Berachain’s complex POL mechanism and initial asset management demands make it the ideal testbed for the StakeStone Vault model. The Vault mechanism effectively addresses Berachain’s liquidity bottleneck during its bootstrapping phase, while injecting new use cases and revenue streams into its ecosystem assets:
On one hand, automated strategies inside the Vault help users efficiently capture local yields from liquidity mining and governance rewards. On the other hand, the wrapped yield-bearing assets can participate in multi-layered yield scenarios within mature ecosystems—such as liquidity mining on Uniswap, collateralized loans on Aave, or yield splitting on Pendle.

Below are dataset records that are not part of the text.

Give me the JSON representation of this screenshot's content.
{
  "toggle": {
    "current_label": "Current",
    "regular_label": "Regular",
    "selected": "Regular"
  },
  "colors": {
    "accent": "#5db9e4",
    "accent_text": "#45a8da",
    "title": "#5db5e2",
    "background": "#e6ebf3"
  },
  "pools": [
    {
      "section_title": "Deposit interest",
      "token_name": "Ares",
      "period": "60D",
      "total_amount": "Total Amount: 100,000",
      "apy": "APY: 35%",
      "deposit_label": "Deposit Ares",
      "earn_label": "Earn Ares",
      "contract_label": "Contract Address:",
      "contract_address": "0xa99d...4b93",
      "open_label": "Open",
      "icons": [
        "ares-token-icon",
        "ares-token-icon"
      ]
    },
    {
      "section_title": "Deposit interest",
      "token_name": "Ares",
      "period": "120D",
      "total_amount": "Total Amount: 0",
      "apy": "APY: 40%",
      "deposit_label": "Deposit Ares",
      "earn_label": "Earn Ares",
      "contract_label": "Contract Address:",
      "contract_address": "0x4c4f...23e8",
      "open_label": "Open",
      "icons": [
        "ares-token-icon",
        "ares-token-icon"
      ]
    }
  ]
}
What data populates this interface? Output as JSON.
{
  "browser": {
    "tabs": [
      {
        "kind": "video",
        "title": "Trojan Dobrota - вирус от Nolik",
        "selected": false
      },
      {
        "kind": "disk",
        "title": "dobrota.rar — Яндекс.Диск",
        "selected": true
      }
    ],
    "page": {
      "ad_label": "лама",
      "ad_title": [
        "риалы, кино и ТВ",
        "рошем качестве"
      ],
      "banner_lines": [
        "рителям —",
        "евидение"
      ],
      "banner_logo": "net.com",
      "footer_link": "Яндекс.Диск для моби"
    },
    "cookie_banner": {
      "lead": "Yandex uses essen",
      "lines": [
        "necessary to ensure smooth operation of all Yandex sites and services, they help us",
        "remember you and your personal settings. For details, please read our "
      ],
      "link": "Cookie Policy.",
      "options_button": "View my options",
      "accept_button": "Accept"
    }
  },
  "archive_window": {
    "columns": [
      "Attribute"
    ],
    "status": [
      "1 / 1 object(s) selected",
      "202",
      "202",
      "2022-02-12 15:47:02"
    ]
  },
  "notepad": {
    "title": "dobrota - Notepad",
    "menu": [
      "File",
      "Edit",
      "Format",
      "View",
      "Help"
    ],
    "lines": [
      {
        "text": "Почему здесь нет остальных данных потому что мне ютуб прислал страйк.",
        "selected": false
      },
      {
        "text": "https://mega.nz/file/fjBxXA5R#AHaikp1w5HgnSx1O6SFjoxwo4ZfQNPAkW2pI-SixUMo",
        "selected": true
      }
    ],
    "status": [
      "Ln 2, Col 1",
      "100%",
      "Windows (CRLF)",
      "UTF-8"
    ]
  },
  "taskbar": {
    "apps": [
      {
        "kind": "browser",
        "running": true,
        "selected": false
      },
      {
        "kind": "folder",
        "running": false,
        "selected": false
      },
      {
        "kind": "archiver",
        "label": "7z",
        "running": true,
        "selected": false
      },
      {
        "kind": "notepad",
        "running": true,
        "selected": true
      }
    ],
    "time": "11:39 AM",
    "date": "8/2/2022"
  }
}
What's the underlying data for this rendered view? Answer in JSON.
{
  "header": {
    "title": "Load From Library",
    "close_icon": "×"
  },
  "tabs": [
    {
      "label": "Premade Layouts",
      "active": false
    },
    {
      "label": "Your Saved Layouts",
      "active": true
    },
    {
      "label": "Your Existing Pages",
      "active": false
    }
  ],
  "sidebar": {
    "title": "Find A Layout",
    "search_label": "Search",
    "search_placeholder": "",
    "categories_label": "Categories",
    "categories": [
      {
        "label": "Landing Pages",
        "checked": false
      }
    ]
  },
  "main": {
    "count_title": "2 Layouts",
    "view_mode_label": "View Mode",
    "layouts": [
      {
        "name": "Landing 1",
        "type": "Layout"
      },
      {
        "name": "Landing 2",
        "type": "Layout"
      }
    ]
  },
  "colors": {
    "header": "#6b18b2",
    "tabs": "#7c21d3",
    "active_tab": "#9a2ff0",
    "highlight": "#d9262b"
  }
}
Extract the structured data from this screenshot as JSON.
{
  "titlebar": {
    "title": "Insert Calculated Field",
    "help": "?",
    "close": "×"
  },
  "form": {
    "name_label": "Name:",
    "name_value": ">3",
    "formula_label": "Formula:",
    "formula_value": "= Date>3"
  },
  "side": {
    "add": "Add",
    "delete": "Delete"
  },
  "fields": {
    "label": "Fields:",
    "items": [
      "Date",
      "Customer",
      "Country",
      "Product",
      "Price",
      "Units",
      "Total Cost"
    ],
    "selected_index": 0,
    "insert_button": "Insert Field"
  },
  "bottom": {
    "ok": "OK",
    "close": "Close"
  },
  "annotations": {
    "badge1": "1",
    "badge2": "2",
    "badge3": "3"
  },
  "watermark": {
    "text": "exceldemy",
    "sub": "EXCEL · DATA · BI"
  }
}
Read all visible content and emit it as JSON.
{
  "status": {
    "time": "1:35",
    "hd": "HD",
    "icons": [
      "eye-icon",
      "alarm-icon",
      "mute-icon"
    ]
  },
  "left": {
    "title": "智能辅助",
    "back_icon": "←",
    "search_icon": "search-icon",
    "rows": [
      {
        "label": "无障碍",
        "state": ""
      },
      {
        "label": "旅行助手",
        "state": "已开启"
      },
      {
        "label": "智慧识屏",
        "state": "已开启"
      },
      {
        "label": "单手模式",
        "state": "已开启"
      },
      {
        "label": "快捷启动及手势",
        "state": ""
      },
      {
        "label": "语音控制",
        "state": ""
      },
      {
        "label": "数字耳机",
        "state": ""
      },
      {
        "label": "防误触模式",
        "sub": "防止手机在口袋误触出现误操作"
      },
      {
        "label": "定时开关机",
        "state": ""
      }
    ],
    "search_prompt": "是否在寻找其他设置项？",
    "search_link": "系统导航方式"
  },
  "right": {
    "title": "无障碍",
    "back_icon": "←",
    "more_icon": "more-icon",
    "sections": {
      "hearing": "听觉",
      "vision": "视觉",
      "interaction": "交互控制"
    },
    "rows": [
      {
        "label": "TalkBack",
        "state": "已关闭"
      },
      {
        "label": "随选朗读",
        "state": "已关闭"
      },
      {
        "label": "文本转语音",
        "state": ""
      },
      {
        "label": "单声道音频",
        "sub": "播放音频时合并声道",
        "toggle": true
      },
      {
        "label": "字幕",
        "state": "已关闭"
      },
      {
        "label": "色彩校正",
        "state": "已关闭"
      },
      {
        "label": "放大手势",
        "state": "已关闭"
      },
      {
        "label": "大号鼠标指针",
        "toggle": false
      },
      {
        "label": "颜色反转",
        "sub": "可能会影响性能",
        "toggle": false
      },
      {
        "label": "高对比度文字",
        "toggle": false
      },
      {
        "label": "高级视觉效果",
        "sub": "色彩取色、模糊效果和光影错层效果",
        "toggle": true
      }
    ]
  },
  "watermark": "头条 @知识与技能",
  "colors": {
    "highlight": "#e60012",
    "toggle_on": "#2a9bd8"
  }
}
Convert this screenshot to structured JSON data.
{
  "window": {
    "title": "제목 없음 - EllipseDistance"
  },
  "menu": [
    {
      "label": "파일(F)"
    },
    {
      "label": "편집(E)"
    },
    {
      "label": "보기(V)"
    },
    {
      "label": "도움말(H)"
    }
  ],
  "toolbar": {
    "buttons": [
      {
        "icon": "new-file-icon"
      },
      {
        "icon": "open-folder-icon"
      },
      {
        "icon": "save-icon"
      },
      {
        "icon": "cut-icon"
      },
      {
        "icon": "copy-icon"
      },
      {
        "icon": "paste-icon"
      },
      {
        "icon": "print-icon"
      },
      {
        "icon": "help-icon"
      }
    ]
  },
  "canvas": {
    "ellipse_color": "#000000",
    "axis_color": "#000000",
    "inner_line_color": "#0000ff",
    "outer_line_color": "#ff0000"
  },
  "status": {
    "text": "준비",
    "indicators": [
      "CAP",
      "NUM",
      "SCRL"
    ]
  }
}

This architecture not only enhances compounded yield generation but also boosts adoption and credibility for emerging ecosystems like Berachain. As more new ecosystems emerge, user demand for efficient yield capture and capital utilization will only grow more sophisticated—meaning StakeStone’s innovative Vault mechanism provides a dynamically adaptable asset management framework capable of supporting diversified yield stacking and secondary utilization across any new ecosystem, further boosting investment returns.
Within this framework, StakeStone Vault is not just an efficient asset management tool—it’s a crucial bridge linking emerging ecosystems with mainstream blockchain networks.
Conclusion
Whether in traditional finance or DeFi, improving capital efficiency remains the ultimate goal for all market participants.
For on-chain yield products, the eternal “muse” is how to simply and securely maximize returns—how to make every dollar work as hard as possible. From this perspective, StakeStone Berachain Vault—and the broader StakeStone Vault architecture behind it—offers a compelling new paradigm for next-gen blockchains:
Using multi-strategy Vaults as bridges, it simplifies user participation and increases attractiveness to external capital on one side, while packaging in-ecosystem yields into liquid, yield-bearing assets that seamlessly connect local earning opportunities with mainstream DeFi markets. This approach opens up a more ideal path for launching and sustaining long-term growth in emerging ecosystems.
Whether this model will evolve into a universal solution for new ecosystems—or even grow into a billion-dollar on-chain financial narrative—remains to be seen. But the vision and execution behind StakeStone Berachain Vault may well represent one of our best paths toward that future.